Die Pyelonephritis entstand durch den Aufstieg der Erreger aus der Blase über die Harnleiter ins Nierenbecken.

Durch die Krankheit wurde das Allgemeinbefinden der Kuh beeinträchtigt, sie wurde inappetent.

Infolge dessen ist der Pansen wenig gefüllt und der aufgegaste Labmagen konnte sich zwischen Pansen und Netzmagenhindurch auf die linke Seite schieben.

 

Ob mit der Therapie eine vollständige Wiederherstellung - vorallem in bezug auf die

Fruchtbarkeit- zu erwartet werden kannist fraglich.

Außerdem ist es wahrscheinlich, daß, sollte das Tier wieder tragend werden, ähnliche Komplikationen erneut auftreten.

Die Infektion muß aber beseitigt zu werden, um wenigstens den Schlachterlös zu erhalten.

 

Es handelt sich um eine unspezifische Infektion mit Fäkalkeimen.

Gerade im Winter, wenn viele Tiere auf engem Raum gehalten werden, kann, bei

schlechter Lüftung und mangelnder Stallhygiene die Erregerkonzentration stark steigen.

Bei hoher Erregerdichte ist es wahrscheinlich, daß eine Besiedlung der Schleimhäute von

Vestibulum, Vagina und äußerem Muttermund schon ante partum stattgefunden hat.
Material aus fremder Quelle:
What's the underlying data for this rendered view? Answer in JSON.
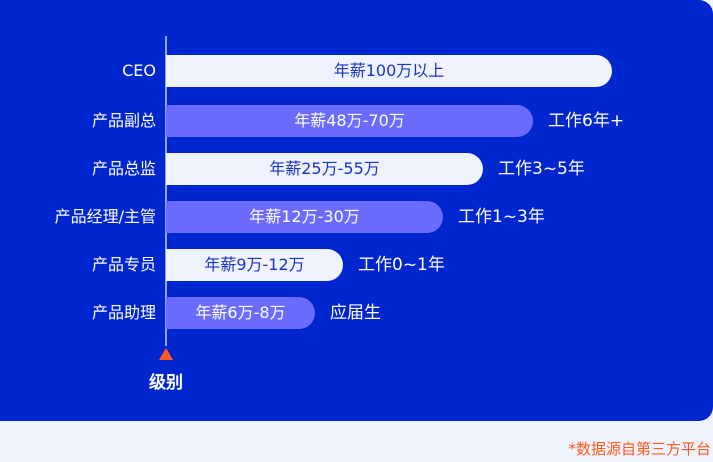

In diesem Zusammenhang wäre es von Bedeutung zu wissen, ob bei mehreren Tieren des Bestandes im Puerperium auch Endometritiden auftraten.

Eine Verbesserung der Lüftung und der Stallhygiene wären dann anzustreben.

 

Ebenso müßte festgestellt werden, ob in dem Betrieb gehäuft Schwergeburten auftreten.

Wenn dies der Fall ist, müssen die Ursachen erforscht und beseitigt werden.